Sybase updates SQL Anywhere database

The iAnywhere Solutions unit of Sybase has started shipping a beta release of Version 10 of its SQL Anywhere embeddable database, which promises improved performance and new backup features.

The SQL Anywhere beta comes nearly three years after SQL Anywhere 9 became available, said Breck Carter, a database consultant at Rising-Road Professional Services in Toronto and author of a SQL Anywhere manual.

The typical gap between releases of the database has been 18 months, he said.

Uno Money Transfers runs SQL Anywhere as its corporate database on Microsoft's Windows Server 2003 operating system. SQL Anywhere manages the Miami-based financial services firm's 40GB database, which handles all of its international money transfers, according to Luiz Paulo, vice president of technology at the company.

Paulo said he plans to upgrade to the new version to use its new data-mirroring capabilities for safe backups and for its intraquery parallel-computing feature, which will speed transactions on Uno's four-way Xeon server.

New Features

The new version of the data-base also adds encryption capabilities, support for materialized views for faster access, new performance-analysis tools for developers and the ability to split up large queries among multiple proc-essors, said Chris Kleiseth, iAnywhere's senior director of engineering. Version 10 also adds integration with Microsoft's Visual Studio .Net 2.0 environment and support for the Symbian operating system, Kleiseth said.

SQL Anywhere has so far been deployed 10 million times, according to Dublin, Calif.-based Sybase.

Intuit, which embeds SQL Anywhere 8 in its QuickBooks 2006 accounting software, expects to use the revised database in a future version of its software, said Tim Child, director of engineering at Intuit.
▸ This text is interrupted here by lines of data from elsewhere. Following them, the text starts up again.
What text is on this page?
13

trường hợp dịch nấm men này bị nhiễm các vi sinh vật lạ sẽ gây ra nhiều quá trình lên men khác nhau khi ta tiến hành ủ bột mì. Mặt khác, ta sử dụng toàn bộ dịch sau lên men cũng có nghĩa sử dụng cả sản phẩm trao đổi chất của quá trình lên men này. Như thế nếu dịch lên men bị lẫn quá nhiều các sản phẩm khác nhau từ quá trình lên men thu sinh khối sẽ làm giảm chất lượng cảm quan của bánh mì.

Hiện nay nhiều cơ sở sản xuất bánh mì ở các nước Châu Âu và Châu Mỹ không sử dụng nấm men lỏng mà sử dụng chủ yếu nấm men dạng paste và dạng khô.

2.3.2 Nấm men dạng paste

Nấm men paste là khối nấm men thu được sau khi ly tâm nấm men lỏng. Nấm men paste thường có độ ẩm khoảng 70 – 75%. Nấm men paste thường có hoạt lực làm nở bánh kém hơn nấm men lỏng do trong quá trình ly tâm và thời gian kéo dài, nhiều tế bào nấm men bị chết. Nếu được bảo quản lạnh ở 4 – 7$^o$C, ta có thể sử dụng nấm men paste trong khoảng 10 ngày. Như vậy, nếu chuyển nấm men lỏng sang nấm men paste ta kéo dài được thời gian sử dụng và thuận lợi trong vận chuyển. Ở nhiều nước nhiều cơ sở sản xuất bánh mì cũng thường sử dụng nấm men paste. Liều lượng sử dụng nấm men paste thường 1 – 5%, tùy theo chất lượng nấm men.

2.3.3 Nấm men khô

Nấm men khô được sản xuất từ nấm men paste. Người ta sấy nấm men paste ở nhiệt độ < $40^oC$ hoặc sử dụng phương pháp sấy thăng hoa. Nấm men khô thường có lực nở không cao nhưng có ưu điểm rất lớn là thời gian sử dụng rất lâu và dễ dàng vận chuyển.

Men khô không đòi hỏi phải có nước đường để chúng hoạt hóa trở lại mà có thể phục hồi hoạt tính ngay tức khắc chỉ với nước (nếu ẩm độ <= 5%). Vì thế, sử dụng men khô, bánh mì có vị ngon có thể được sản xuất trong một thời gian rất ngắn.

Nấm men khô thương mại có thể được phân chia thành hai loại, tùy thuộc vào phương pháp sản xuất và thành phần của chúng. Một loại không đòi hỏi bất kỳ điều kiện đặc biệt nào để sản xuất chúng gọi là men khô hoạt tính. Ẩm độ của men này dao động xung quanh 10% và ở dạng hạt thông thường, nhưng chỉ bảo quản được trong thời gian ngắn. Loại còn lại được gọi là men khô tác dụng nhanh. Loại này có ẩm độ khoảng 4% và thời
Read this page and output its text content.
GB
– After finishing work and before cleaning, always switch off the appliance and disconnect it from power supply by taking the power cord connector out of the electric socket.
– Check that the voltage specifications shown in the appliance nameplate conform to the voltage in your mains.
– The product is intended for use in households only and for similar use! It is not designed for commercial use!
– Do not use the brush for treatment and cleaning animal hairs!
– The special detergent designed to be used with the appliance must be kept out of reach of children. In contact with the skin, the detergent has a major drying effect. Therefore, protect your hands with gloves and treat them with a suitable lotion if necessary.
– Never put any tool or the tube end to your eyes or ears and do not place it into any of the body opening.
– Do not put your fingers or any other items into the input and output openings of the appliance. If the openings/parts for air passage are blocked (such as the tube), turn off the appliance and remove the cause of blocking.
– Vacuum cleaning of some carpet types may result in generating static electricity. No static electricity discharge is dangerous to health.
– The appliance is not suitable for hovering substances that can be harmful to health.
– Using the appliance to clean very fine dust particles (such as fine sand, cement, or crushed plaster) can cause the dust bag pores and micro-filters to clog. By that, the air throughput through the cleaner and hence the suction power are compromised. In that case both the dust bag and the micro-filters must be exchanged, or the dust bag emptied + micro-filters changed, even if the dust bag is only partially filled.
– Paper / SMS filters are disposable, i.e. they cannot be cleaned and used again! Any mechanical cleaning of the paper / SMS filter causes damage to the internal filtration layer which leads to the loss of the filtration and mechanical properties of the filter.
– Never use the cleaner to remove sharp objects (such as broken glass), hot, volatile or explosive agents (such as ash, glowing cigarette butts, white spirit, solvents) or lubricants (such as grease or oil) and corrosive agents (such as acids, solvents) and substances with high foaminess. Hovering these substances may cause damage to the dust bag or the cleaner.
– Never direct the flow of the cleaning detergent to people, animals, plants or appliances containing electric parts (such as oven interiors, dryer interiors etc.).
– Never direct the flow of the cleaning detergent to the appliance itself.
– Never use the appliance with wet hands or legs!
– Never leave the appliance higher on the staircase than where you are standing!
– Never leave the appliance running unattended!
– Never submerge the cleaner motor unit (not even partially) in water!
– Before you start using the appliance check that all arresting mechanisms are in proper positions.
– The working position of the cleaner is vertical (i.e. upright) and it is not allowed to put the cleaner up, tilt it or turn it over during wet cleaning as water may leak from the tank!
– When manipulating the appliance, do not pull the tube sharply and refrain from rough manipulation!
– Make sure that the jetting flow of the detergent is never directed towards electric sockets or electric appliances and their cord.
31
Child said he is impressed with Version 10's database- encryption feature and its snapshot-isolation feature, which he says allows for high-speed reporting.

The beta of SQL Anywhere 10 runs on Windows and Linux. Sybase plans to ship a final version for those two operating systems in the third quarter. Final versions for Solaris and the Macintosh will ship in the following quarter, said Kleiseth.

Wayne Kernochan, an analyst with Lexington, Mass.-based Infostructure Associates, called the new features in the beta release "quite sophisticated, many of them worthy of the major enterprise databases.... I would view this as a sign that Sybase has figured out how versions of those features can aid mobile workers, and the Sybase iAnywhere folks continue to be innovative -- as they have many times before."

In the mobile database arena, SQL Anywhere remains ahead of its equivalents from the big database vendors such as Microsoft, Oracle and even IBM, Kernochan said, because Sybase "has been able to show that 'one database vendor per organization' costs more in these markets, and because these markets care less about standardization than cost."